Lana'yı içinden çıkılmaz bir girdabın ortasına sürükleyecek ve herkesten gizleyerek maziye gömdüğünü sandığı ölümcül sır, bu esrarengiz çocuğun eline geçmiş olabilir miydi? Belki de geçmişine ait eksik parçalardan biri Luke'un ta kendisiydi…
Merhaba.
Piyonun Son Hamlesi beklentilerimi karşıladı diyebilirim, zaten öyle üst düzey bir beklenti içerisine girmemiştim. Ama birçok yönden beğendiğim bir kitap oldu kendisi.
Kapak, orijinal kapağımız. Kırmızı ve siyahın uyumunu sevdiğim gibi bu kitabın canlılığını ve uyumunu da sevdim.
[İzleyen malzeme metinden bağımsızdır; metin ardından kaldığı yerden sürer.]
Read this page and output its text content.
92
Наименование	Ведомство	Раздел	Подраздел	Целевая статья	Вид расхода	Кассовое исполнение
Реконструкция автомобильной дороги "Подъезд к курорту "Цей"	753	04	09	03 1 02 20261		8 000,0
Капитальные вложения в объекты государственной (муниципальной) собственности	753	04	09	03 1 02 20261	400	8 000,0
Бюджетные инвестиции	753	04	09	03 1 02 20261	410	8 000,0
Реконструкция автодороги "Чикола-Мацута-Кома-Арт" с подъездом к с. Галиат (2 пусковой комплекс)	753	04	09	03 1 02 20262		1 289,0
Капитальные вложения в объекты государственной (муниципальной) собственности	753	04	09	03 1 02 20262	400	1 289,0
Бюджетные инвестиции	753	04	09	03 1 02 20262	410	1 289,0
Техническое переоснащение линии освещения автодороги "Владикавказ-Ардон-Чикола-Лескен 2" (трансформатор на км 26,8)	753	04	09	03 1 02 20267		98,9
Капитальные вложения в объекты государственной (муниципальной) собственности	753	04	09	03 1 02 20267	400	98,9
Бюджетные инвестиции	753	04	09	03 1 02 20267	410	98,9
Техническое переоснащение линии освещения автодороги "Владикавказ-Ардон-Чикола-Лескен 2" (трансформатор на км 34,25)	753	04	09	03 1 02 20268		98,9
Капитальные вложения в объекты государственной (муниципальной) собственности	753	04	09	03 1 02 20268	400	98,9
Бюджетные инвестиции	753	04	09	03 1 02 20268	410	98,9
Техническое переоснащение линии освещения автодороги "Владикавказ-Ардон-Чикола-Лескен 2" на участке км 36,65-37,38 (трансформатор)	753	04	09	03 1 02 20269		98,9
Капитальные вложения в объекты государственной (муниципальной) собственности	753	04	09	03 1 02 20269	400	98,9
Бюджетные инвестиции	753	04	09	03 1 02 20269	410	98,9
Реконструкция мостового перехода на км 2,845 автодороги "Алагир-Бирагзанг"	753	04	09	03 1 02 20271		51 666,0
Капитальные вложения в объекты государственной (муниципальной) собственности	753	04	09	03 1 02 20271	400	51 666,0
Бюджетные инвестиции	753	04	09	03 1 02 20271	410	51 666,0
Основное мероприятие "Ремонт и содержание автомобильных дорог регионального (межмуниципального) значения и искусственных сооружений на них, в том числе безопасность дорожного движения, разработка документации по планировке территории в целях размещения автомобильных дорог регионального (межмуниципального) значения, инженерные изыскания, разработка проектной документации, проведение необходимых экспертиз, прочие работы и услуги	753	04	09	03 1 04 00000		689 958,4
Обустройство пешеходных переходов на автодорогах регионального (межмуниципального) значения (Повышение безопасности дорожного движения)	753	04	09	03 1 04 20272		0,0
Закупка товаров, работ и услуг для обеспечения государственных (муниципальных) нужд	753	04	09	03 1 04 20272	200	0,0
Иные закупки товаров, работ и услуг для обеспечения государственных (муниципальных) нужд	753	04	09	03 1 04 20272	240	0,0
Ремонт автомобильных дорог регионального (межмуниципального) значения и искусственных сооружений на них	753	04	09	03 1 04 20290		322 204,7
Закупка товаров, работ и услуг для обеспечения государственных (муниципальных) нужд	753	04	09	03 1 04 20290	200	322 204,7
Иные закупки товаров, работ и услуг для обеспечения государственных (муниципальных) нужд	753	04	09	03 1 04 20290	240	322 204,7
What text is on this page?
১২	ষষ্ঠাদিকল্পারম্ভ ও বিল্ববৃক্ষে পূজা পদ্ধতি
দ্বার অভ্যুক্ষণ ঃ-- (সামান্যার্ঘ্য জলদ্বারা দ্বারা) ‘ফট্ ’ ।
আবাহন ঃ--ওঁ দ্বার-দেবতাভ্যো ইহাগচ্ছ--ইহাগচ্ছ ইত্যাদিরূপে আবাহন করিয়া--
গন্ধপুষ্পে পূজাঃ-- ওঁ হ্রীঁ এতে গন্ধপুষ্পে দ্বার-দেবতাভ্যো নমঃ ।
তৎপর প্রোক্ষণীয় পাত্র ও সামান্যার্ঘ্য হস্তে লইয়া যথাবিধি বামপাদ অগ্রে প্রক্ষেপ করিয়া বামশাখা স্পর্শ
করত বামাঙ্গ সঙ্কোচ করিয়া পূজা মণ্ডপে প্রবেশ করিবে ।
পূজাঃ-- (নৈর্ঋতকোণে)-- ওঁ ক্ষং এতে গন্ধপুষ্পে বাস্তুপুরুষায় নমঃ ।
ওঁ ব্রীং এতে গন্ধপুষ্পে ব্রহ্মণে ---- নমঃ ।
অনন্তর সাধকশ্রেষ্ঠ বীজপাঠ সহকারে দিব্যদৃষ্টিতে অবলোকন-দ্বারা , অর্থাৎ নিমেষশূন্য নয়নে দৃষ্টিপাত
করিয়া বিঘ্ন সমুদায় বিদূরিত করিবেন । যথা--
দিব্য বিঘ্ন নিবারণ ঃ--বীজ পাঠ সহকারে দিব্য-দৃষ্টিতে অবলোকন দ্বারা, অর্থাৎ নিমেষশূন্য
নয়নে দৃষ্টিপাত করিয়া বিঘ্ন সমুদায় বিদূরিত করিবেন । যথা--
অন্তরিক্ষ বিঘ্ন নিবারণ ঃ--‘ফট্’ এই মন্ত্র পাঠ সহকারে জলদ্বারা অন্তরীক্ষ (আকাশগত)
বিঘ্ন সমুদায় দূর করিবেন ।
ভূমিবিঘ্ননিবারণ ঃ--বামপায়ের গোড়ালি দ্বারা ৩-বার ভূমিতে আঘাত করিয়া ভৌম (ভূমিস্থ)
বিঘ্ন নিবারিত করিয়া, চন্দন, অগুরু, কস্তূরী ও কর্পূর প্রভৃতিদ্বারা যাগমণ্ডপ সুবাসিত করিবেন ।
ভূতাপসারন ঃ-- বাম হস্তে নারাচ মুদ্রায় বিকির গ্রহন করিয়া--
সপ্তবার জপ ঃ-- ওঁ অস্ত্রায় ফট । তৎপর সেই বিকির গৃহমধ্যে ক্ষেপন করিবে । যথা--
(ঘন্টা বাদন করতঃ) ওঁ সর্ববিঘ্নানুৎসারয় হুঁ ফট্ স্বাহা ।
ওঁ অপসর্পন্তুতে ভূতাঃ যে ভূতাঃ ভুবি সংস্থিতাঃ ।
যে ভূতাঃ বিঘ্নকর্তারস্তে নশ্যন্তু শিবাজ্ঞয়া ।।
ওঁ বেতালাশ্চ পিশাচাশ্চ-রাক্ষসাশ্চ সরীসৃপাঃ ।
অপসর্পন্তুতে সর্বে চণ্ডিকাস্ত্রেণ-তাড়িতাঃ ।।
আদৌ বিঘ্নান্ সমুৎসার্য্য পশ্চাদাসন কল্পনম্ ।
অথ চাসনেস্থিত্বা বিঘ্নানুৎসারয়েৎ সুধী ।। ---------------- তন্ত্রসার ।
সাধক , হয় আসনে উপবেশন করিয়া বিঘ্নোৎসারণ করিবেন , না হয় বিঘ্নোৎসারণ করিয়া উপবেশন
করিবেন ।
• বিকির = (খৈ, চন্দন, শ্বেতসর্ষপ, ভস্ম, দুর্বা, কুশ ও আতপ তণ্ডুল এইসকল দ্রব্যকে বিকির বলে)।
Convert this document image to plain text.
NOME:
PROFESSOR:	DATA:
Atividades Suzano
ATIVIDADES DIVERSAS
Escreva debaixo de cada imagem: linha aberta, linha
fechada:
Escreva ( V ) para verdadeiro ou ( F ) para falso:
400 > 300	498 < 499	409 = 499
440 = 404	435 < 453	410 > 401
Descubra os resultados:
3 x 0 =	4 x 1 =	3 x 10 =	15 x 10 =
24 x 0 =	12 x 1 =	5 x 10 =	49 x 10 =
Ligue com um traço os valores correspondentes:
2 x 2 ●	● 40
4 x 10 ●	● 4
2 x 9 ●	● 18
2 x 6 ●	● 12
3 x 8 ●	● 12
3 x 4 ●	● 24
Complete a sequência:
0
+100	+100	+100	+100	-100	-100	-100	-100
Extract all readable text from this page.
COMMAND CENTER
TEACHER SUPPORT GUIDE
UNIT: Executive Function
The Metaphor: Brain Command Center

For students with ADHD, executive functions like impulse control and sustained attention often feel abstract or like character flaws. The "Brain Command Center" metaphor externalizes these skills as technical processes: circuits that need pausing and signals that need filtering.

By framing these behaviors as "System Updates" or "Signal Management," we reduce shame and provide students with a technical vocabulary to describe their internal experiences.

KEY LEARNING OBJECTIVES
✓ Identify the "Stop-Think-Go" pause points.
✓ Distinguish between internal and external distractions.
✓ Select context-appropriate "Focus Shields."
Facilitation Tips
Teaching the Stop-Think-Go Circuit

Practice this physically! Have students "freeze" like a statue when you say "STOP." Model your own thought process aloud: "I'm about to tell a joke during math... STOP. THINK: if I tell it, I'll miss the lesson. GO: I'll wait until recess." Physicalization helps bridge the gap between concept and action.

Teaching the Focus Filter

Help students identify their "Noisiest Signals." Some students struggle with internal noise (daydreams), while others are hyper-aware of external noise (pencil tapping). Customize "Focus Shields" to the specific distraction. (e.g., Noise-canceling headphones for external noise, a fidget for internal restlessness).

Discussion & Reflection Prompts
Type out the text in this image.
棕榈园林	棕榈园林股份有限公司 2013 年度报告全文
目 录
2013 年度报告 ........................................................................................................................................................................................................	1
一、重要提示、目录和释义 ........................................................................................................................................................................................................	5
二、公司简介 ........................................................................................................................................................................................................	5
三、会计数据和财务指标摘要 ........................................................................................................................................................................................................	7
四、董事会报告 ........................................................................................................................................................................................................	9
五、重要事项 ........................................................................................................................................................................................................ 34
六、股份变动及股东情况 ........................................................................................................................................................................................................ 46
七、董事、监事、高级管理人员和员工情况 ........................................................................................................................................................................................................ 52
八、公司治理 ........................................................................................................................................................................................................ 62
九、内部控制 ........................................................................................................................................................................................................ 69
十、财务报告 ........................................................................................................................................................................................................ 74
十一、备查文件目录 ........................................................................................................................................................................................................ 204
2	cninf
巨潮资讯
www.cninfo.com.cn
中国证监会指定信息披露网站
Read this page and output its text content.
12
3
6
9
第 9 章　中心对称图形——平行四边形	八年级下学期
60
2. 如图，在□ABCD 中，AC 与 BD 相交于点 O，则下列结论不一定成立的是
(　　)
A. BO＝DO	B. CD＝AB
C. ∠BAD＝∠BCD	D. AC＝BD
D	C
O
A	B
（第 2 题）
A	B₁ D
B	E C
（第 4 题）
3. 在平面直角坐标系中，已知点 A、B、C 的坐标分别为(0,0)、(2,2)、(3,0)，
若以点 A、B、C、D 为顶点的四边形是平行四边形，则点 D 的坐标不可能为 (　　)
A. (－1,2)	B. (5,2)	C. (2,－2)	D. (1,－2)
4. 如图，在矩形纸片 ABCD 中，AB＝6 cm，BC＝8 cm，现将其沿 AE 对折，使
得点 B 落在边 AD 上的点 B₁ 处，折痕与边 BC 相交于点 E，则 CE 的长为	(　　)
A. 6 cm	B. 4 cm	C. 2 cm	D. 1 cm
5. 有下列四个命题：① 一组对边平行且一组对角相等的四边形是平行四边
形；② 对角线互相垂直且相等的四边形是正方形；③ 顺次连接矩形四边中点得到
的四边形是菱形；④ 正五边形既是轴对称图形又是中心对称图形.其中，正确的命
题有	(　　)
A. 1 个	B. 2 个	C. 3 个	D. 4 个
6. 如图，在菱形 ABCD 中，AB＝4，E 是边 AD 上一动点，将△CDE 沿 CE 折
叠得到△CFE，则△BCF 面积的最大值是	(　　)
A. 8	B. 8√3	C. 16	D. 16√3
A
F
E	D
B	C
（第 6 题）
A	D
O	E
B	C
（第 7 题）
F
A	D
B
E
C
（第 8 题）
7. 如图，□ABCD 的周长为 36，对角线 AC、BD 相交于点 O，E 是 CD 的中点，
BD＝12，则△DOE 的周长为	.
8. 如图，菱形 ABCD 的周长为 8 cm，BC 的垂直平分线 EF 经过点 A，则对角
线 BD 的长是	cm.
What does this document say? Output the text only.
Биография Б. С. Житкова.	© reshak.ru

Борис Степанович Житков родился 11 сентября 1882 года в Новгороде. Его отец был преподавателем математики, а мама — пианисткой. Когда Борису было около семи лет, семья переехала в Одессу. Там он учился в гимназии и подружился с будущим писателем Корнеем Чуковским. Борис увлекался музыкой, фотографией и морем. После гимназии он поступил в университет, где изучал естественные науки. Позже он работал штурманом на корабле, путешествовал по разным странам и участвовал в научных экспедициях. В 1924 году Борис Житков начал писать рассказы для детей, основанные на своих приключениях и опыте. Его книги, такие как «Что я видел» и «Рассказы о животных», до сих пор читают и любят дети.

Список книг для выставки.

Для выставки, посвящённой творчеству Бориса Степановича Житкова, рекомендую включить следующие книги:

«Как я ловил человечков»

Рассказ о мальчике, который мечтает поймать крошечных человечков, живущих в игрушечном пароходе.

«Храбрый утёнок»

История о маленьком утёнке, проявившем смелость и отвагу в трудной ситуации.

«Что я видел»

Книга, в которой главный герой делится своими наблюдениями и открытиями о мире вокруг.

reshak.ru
Orijinal ad In the Blood iken bizimkisinin ismi Piyonun Son Hamlesi olmuş. Kötü mü olmuş? Hayır, gayet de güzel olmuş. Çok konuşmak istemiyorum adı ile ilgili, kurguyu etkilediği için.
Kitabın giriş bölümü ile ilgili çok fazla şey söyleyebilirim sanırım. Belirsiz, bulanık bir sahne var fakat kitaba başlamak için daha güzel bir sahne düşünülemezdi. Kitabın tamamı iki bölümden oluşuyor; birinci bölüm gelişme bölümü iken -baya uzun kendisi- ikinci bölüm sonuç bölümü oluyor.
Lisa Unger yazım dili ve kelimeleri kullanma mahareti açısından bakıldığında kendisini geliştirebilecek bir yazar. Kimi zaman yer verdiği düşünceler ve benzetmeler ile altınız çizebileceğiniz tonlarca cümle çıkarmış ortaya, öyle ki uzun zamandır kullanmadığım post-itleri kullanmış oldum bu kitap ile.
Ana karakterimiz Lana, başlı başına kitabı sevmemi sağlayan özelliklerden sadece birisi. Kendisi orijinal ve yerinde bir karakter profili çiziyor kitapta. Gerçekçi bir karakter, öyle ki çoğu vakit kendi pis düşüncelerinize denk gelebiliyorsunuz Lana'nın düşüncelerinde. Beni delirtmedi mi? Elbette delirtti fakat güzel bir delirtmeydi bu. Rahatsız olmadım.
Kitabın sonunu tahmin ettim, evet. Ama bu bir saniye sıkıldığım yahut bunaldığım anlamına gelmiyor. Belki de ben bu kadar uğraştığım için tahmin edebildim ya da tahmin edilebilir bir kurgusu vardı, bilmiyorum. Sadece güzel kurgulanmış, yer yer anlamlı cümlelere sahip bir gerilim kitabıydı.
Kitabın son cümlesini okuduğunuz vakit aklınıza ben geleyim. Sırıtır halde...
Puanım 4/5.
Hadi, birkaç tane de alıntı bırakayım paragrafların dibinden köşesinden:
Av kurbanı, kendi ölümünde suç ortağı mıdır? Bir avcının güzelliği, erdemi, hatta ölümcül doğası bizi biraz da olsa baştan çıkarmaz mı? Onun gözlerine baktığımızda bizi heyecanlandıran, ikna eden hatta hipnotize eden bir şeyler görmez miyiz? Evet, bence tehlikeli bir şekilde bizleri baştan çıkarıyor. Kim uçurumun kenarında durup aşağı baktığında aklından kendisini boşluğa bırakıp parçalanarak ölmeyi hayal etmez ki? Bu hayal bize dehşet vermez; ayrıca heyecan da verir. Yoksa sadece ben mi böyle düşünüyorum?
Hepimiz kendimize özgü delileriz. Bazılarımız diğerlerinden daha beter, o kadar.Esen kalın, hoşça kalın.